After WikiLeaks, US tries to shield classified data
After WikiLeaks, US tries to shield classified data
The US government announced steps to clamp down on who can access classified information.

Washington: The US government on Friday announced steps to clamp down on who can access classified information, seeking to avert another WikiLeaks-scale breach of military documents and diplomatic cables. The presidential order requires US agencies to appoint senior people to prevent and detect breaches and creates a task force to monitor potential wrongdoing by government officials, bureaucrats, diplomats or soldiers handling classified data.

That task force, to be headed by the attorney general and director of national intelligence, will set out government-wide policies to prevent data theft and establish binding standards within a year, the White House said, announcing the plans. Officials familiar with the issue who examined the new anti-leak proposals said most of them were fairly predictable and obvious as a cyber-security response. "The strategic imperative of our efforts has been to ensure that we provide adequate protections to our classified information while at the same time sharing the information with all who reasonably need it to do their jobs," the White House said in a statement.

WikiLeaks' acquisition last year of more than 250,000 State Department cables embarrassed the US government and infuriated officials from Mexico to Italy angry at seeing US diplomats' unvarnished, and often critical, comments about them.

The White House stressed that government bodies have already made it harder for people to copy classified material onto USB sticks or other storage devices, as US Army Private Bradley Manning allegedly did to make off with highly sensitive diplomatic data. "We have limited the numbers of users with removable media permissions and strengthened accountability for violations," the White House said.
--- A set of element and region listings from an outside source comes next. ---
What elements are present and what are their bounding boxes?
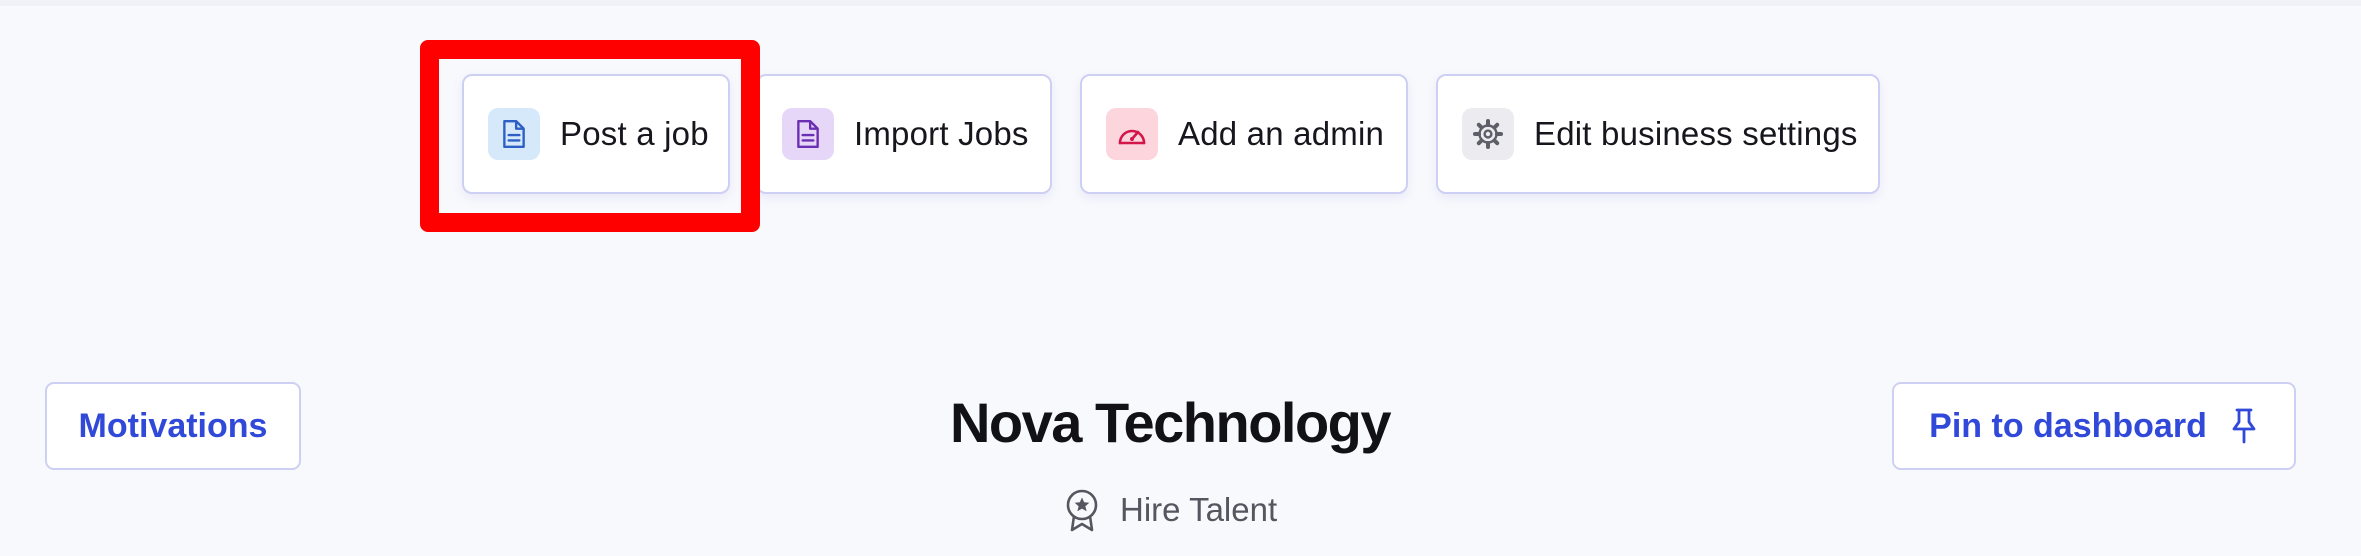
add-admin-icon-box: [1106, 108, 1158, 160]
gear-icon: [1473, 119, 1503, 149]
company-tagline: Hire Talent: [1062, 488, 1277, 532]
gauge-icon: [1118, 129, 1146, 145]
post-a-job-label: Post a job: [560, 115, 709, 152]
pin-icon: [2232, 408, 2256, 444]
import-jobs-button[interactable]: Import Jobs: [756, 74, 1052, 194]
edit-business-settings-label: Edit business settings: [1534, 115, 1858, 152]
import-jobs-label: Import Jobs: [854, 115, 1029, 152]
company-tagline-label: Hire Talent: [1120, 491, 1278, 528]
document-icon: [797, 119, 819, 149]
edit-business-settings-button[interactable]: Edit business settings: [1436, 74, 1880, 194]
add-an-admin-label: Add an admin: [1178, 115, 1385, 152]
top-divider-strip: [0, 0, 2361, 6]
pin-to-dashboard-button[interactable]: Pin to dashboard: [1892, 382, 2296, 470]
settings-icon-box: [1462, 108, 1514, 160]
add-an-admin-button[interactable]: Add an admin: [1080, 74, 1408, 194]
pin-to-dashboard-label: Pin to dashboard: [1929, 406, 2207, 445]
award-badge-icon: [1066, 489, 1098, 532]
import-jobs-icon-box: [782, 108, 834, 160]
post-a-job-button[interactable]: Post a job: [462, 74, 730, 194]
document-icon: [503, 119, 525, 149]
post-job-icon-box: [488, 108, 540, 160]
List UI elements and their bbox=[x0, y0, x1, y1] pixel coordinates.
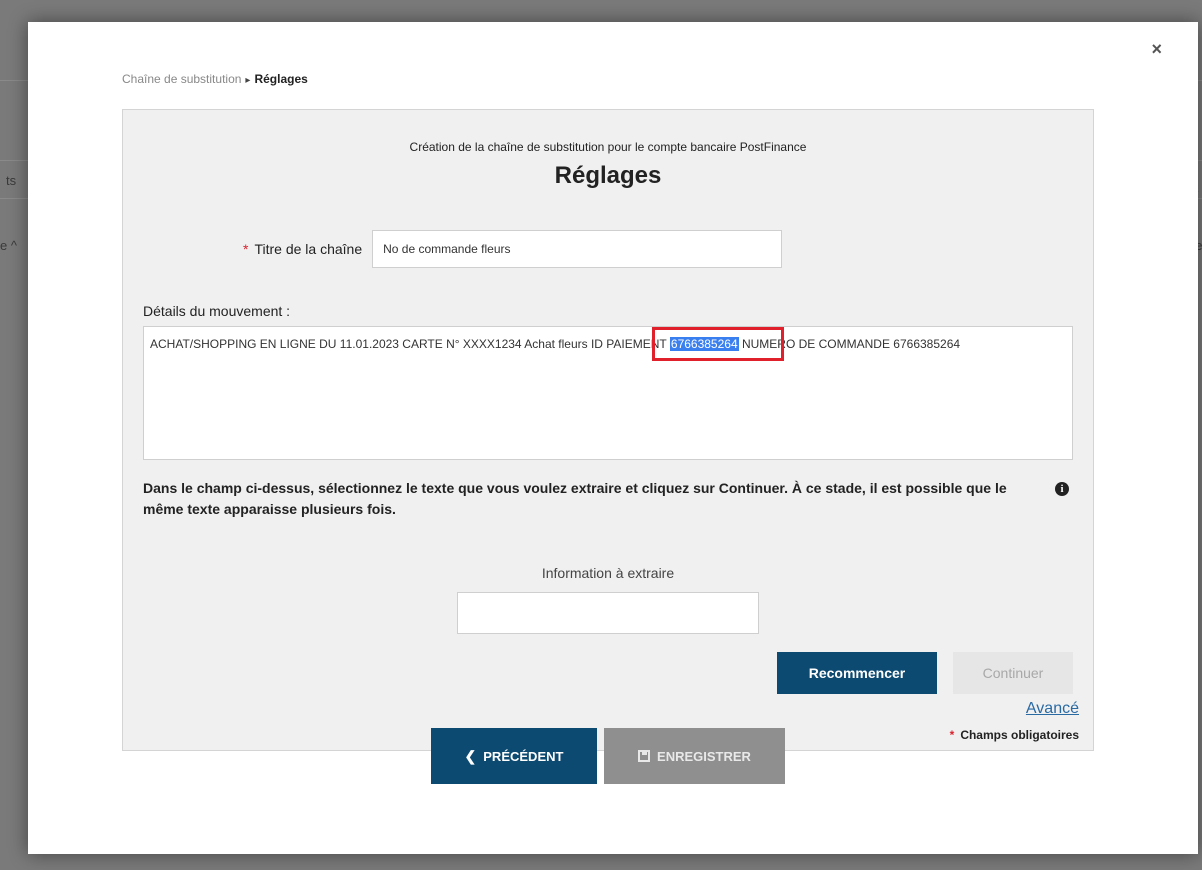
close-icon[interactable]: × bbox=[1151, 40, 1162, 58]
mandatory-note: * Champs obligatoires bbox=[950, 728, 1079, 742]
instructions-text: Dans le champ ci-dessus, sélectionnez le… bbox=[143, 480, 1007, 517]
background-text: e ^ bbox=[0, 238, 17, 253]
chevron-left-icon: ❮ bbox=[464, 747, 477, 764]
details-textarea[interactable]: ACHAT/SHOPPING EN LIGNE DU 11.01.2023 CA… bbox=[143, 326, 1073, 460]
extract-input[interactable] bbox=[457, 592, 759, 634]
previous-button-label: PRÉCÉDENT bbox=[483, 748, 564, 764]
extract-label: Information à extraire bbox=[541, 565, 675, 581]
selection-wrapper: 6766385264 bbox=[651, 327, 784, 361]
details-label: Détails du mouvement : bbox=[143, 303, 291, 319]
breadcrumb-separator-icon: ▸ bbox=[245, 75, 251, 86]
previous-button[interactable]: ❮ PRÉCÉDENT bbox=[431, 728, 597, 784]
chain-title-input[interactable]: No de commande fleurs bbox=[372, 230, 783, 268]
selected-text[interactable]: 6766385264 bbox=[669, 337, 739, 351]
info-icon[interactable]: i bbox=[1055, 482, 1069, 496]
details-text-after: NUMERO DE COMMANDE 6766385264 bbox=[738, 337, 961, 351]
details-text: ACHAT/SHOPPING EN LIGNE DU 11.01.2023 CA… bbox=[150, 337, 670, 351]
breadcrumb-current: Réglages bbox=[254, 72, 308, 86]
mandatory-note-text: Champs obligatoires bbox=[960, 728, 1079, 742]
save-button[interactable]: ENREGISTRER bbox=[604, 728, 785, 784]
settings-panel: Création de la chaîne de substitution po… bbox=[122, 109, 1094, 751]
background-text: ts bbox=[6, 173, 17, 188]
restart-button[interactable]: Recommencer bbox=[777, 652, 937, 694]
required-mark: * bbox=[243, 241, 249, 257]
breadcrumb: Chaîne de substitution ▸ Réglages bbox=[122, 72, 308, 86]
page-title: Réglages bbox=[554, 162, 662, 189]
modal-dialog: × Chaîne de substitution ▸ Réglages Créati… bbox=[28, 22, 1198, 854]
continue-button[interactable]: Continuer bbox=[953, 652, 1073, 694]
required-mark: * bbox=[949, 728, 955, 742]
floppy-disk-icon bbox=[638, 750, 651, 762]
save-button-label: ENREGISTRER bbox=[657, 748, 751, 764]
advanced-link[interactable]: Avancé bbox=[1026, 700, 1079, 718]
page-subtitle: Création de la chaîne de substitution po… bbox=[409, 140, 807, 154]
chain-title-row: * Titre de la chaîne No de commande fleu… bbox=[243, 230, 783, 268]
chain-title-label: Titre de la chaîne bbox=[254, 241, 363, 257]
breadcrumb-parent[interactable]: Chaîne de substitution bbox=[122, 72, 241, 86]
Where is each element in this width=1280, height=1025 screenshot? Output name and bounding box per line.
Investigators believe WikiLeaks was able to access the troves of Pentagon and State Department documents it made public because of lax security at a military intelligence outpost in Iraq.

Information sharing

Manning, 23, has been charged with downloading more than 150,000 diplomatic cables and leaking at least some of them while working as an intelligence analyst in Iraq. US officials have declined to say whether those cables were the same ones released by WikiLeaks that exposed the inner workings of American diplomacy, including candid assessments of some Arab leaders who were later toppled by popular protests. In an Internet chat with former hacker Adrian Lamo, Manning said he would come into work with music on a recordable CD then erase the music and download data from the Secret Internet Protocol Router Network, known as SIPRNet.

Friday's presidential order was the product of months of deliberation by a committee set up by the White House after the WikiLeaks debacle, which Secretary of State Hilary Clinton said had undermined US efforts to work with other countries and threatened America's national security. The committee was headed by Russell Travers, who previously served at the National Counterterrorism Center and is one of the US intelligence community's foremost experts on information sharing.

Travers had been in charge of TIDE, a classified database containing the US government's most comprehensive collection of information on potential terrorists. National security officials said that as one of the government's top experts on information sharing, Travers had the kind of expertise to figure out how to staunch leaks without impeding exchanges of critical intelligence between experts inside the government.

That balancing act is particularly sensitive for Washington in the wake of revelations that US agencies failed to share critical bits of information which, at least in theory, could have led US authorities to disrupt the September 11, 2001, al Qaeda attacks on New York and Washington. In its announcement on the new precautions, the White House stressed that it wanted to "reinforce the importance of responsible information sharing and not undo all of the significant and important progress we've made in interagency information sharing since 9/11."